Mild's own heart began to race in a synchronized rhythm with Arm's. The heat radiating from Arm's body was suffocating, and the brief, shared glances were electric. Mild felt a dangerous, answering pulse in his own veins, almost stopping his ministrations entirely, terrified that his hands would betray his own quickening breath. The simple act of healing the wound had become an intensely charged moment of mutual, undeniable chemistry, escalating with every touch.

It was in this hyper-charged atmosphere that Arm seized the moment. As Mild finished applying the bandage, Arm's hand shot out. He didn't grab Mild's shoulder; he grabbed Mild's wrist and firmly directed his hand downward, pressing it against his crotch. Mild froze, his breath hitching as he felt the undeniable arousal beneath the thin fabric of the briefs.

"Arm!" Mild yanked his hand away, scrambling back across the floor, his heart pounding a frantic rhythm against his ribs. "What are you doing? I was helping you!"

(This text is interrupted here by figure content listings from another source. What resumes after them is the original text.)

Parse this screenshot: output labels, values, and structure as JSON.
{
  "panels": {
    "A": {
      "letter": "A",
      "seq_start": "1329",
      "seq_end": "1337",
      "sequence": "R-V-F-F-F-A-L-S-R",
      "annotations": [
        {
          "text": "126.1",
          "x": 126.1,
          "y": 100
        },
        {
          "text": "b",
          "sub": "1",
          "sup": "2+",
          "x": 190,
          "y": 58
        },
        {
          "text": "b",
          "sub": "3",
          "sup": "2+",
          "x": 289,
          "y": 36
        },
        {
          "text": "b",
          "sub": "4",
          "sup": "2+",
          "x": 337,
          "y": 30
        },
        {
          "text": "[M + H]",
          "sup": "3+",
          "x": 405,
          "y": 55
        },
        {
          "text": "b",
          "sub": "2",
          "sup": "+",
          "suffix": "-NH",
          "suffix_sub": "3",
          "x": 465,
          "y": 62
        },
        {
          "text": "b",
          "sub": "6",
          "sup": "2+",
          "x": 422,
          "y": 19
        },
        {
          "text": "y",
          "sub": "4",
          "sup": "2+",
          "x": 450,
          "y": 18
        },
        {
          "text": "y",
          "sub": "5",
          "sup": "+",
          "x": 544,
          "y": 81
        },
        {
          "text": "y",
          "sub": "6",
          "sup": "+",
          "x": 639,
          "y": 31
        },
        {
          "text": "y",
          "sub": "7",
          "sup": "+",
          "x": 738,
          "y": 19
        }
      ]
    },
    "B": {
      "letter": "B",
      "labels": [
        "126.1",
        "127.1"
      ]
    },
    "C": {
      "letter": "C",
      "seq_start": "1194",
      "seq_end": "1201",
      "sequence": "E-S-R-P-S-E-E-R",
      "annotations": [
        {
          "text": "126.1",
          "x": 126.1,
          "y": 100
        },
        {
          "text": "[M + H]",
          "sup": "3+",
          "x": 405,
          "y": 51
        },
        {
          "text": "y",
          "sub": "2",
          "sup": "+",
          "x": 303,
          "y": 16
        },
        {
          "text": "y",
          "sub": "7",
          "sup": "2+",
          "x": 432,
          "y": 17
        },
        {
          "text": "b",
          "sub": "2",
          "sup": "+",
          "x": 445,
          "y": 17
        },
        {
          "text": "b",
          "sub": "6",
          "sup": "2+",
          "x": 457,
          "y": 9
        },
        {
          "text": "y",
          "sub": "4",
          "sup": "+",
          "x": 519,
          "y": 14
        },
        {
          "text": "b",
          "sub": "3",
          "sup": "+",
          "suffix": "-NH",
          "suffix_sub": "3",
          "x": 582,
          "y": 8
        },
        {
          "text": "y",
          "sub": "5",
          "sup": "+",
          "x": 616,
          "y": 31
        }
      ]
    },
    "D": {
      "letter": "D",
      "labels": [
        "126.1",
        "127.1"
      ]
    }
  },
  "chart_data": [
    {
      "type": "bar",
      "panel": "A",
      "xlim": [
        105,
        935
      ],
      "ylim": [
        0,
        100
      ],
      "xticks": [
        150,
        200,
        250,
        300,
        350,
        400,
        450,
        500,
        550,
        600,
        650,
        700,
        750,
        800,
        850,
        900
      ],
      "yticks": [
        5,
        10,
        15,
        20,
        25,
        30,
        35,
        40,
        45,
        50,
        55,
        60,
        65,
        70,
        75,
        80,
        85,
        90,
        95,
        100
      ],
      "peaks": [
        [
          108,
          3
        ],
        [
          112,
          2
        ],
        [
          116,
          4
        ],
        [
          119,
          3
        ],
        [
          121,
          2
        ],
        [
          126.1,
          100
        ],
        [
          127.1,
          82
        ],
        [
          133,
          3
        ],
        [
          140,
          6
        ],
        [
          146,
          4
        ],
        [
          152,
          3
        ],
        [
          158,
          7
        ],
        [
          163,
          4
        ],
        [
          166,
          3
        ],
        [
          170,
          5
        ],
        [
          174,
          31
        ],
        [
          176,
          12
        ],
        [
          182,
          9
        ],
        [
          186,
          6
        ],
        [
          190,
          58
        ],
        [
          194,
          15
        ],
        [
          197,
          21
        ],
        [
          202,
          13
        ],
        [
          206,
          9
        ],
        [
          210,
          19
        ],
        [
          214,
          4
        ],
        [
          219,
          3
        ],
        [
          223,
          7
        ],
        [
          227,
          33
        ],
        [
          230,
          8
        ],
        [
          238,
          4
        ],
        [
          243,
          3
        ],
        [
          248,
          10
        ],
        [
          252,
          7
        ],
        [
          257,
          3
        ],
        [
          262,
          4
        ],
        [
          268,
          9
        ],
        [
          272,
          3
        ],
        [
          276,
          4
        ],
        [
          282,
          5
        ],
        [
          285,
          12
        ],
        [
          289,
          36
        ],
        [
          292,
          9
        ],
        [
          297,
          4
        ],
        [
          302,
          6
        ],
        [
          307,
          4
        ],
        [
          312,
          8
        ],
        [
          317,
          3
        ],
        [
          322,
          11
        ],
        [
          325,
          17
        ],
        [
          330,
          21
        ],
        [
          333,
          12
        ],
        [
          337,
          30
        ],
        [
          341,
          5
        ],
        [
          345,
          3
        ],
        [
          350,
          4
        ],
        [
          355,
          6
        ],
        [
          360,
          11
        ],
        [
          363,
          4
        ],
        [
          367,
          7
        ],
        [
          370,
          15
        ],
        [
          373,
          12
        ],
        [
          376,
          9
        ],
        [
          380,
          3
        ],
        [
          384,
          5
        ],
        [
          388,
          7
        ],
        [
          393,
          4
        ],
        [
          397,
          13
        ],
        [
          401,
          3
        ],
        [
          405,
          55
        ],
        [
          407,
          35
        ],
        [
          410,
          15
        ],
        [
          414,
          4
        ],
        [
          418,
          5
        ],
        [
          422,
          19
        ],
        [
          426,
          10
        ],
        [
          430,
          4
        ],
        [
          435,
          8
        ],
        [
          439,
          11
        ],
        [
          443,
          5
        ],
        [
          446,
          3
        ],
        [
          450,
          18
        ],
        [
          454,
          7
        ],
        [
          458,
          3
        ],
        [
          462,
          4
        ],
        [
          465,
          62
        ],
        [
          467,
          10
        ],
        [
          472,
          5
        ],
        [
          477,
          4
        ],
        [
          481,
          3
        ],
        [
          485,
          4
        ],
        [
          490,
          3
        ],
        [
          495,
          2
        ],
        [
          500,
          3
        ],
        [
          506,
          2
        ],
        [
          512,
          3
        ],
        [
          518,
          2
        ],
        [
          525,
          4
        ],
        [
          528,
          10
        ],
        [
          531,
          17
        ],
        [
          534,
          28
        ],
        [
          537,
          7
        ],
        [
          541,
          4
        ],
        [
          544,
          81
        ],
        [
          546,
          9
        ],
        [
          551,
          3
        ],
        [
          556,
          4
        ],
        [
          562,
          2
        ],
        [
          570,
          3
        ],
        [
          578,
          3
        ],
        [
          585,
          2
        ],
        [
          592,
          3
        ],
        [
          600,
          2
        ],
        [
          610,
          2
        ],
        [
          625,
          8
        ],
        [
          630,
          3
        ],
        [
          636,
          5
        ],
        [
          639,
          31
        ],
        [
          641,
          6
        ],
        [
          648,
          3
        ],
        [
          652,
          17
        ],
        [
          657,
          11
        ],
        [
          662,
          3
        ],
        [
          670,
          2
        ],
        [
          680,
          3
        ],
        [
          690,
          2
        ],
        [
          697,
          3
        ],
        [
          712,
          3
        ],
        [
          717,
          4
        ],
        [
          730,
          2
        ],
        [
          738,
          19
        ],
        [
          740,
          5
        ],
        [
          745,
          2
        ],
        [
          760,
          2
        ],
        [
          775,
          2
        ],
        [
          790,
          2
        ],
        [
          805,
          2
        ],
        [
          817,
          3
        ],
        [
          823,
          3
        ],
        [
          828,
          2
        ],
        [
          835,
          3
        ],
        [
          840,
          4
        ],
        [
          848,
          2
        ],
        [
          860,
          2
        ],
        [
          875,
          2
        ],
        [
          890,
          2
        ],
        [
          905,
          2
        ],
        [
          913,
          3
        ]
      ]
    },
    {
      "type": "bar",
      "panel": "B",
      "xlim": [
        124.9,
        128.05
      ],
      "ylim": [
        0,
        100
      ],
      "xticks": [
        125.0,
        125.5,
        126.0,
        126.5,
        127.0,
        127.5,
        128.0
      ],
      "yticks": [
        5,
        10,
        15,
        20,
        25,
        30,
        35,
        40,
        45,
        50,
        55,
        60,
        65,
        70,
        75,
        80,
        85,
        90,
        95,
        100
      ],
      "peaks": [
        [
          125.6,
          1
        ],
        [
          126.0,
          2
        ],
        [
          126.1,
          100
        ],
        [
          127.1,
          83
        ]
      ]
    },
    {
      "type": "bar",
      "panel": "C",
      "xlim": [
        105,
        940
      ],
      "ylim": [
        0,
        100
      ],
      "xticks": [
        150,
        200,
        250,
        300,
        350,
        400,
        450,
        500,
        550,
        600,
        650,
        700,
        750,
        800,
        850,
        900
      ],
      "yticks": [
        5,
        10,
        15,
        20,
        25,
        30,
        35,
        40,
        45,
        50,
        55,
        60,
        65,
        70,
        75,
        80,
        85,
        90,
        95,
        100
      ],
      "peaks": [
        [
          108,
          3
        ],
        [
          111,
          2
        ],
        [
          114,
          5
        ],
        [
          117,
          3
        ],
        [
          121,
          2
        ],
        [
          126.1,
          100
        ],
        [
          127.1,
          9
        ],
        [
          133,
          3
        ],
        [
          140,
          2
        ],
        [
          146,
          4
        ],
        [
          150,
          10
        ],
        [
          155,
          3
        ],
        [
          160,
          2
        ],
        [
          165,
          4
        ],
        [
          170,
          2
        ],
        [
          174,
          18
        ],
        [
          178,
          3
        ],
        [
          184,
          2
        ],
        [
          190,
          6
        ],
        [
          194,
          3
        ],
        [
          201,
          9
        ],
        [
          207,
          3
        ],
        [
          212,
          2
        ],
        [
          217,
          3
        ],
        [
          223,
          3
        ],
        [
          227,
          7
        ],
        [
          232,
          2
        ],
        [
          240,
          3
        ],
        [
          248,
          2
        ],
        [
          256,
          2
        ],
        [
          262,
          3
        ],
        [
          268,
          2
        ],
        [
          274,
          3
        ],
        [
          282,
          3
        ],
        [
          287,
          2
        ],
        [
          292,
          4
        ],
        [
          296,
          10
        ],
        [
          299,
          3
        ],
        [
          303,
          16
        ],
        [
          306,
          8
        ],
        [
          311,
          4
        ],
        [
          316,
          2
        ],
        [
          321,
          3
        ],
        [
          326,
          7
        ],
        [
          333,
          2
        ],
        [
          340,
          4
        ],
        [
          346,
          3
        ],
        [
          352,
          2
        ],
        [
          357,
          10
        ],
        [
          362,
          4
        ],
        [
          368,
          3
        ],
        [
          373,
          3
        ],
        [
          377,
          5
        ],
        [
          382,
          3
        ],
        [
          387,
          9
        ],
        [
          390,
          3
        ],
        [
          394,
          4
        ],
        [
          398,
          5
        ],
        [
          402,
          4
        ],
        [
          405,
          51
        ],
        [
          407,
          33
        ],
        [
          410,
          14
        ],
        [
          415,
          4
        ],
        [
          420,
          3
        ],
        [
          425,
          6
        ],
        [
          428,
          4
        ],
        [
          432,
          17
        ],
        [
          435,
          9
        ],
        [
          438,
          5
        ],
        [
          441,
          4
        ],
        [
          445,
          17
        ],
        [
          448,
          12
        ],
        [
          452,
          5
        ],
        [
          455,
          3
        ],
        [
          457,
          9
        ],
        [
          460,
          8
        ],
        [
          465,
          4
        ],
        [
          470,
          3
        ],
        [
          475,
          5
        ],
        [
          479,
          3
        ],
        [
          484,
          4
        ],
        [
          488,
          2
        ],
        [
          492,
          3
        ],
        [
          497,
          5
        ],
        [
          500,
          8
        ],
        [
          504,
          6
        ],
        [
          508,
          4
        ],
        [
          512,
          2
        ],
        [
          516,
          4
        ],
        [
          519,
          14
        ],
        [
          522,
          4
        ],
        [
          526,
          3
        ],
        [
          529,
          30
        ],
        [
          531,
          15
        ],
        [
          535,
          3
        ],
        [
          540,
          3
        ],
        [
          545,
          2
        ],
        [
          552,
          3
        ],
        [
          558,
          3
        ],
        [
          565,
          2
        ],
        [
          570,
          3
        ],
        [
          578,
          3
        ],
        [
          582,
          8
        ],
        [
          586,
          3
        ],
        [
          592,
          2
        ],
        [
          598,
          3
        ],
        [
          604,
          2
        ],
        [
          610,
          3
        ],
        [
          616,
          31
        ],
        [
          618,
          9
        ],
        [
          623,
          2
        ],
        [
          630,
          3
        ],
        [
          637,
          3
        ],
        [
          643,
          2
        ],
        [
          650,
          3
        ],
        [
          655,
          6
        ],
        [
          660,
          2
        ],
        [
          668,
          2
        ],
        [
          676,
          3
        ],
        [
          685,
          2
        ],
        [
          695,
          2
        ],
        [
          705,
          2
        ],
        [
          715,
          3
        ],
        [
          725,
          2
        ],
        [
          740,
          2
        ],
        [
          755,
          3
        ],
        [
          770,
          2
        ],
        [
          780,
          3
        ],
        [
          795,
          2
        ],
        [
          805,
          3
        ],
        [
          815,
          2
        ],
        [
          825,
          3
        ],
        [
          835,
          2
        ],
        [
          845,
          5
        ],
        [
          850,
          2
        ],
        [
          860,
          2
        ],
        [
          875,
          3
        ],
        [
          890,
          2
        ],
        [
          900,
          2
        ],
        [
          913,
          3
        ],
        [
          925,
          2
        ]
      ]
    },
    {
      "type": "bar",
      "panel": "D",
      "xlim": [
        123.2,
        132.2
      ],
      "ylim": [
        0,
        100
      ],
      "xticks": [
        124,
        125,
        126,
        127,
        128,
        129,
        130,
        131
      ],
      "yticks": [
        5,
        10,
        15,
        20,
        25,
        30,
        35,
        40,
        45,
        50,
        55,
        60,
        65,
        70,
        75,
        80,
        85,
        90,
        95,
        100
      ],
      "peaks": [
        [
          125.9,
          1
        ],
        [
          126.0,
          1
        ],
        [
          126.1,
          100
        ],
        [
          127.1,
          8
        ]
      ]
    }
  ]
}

Arm leaned his head back against the wall, his eyes dark and dilated, a mix of pain and raw hunger. "You caused this, Mild," he rasped, his voice low and dangerous. "The injury... the adrenaline... and you. Don't just tend to the cut and leave me like this. Take care of what you've caused."

Mild stared at him, his face a furious mix of shock, embarrassment, and a flicker of something he couldn't name—perhaps an unsettling attraction.

Mild immediately retreated mentally and physically. "You are hurt! That is what I caused! Don't you dare confuse gratitude with... with whatever this is! I was being kind, not inviting you!"

The encounter solidified Mild's initial fear of being near Arm. He realized that the dynamic between them wasn't just protection; it was volatile, unpredictable, and dangerous to his emotional safety. He felt cheapened and exposed.

Despite his furious denial, the memory of his own racing heart and the intensity of the touch moments earlier undermined his anger. He recognized the undeniable spark—the "cause" Arm was referring to—and it terrified him more than any Foundation guard.

Mild jumped off the floor, desperate to create space. "Go to sleep, Arm. We have a sister to find and a mother to expose. I am not a distraction, and I am not responsible for your... your hormones. You brought me here for protection, not for this."

He turned his back to Arm and climbed onto the bed, lying rigidly on the very edge, determined to ignore the raw, wounded, and aroused man across the small room. Lina, still curled silently on the sofa, had her face turned away, offering them the only privacy she could.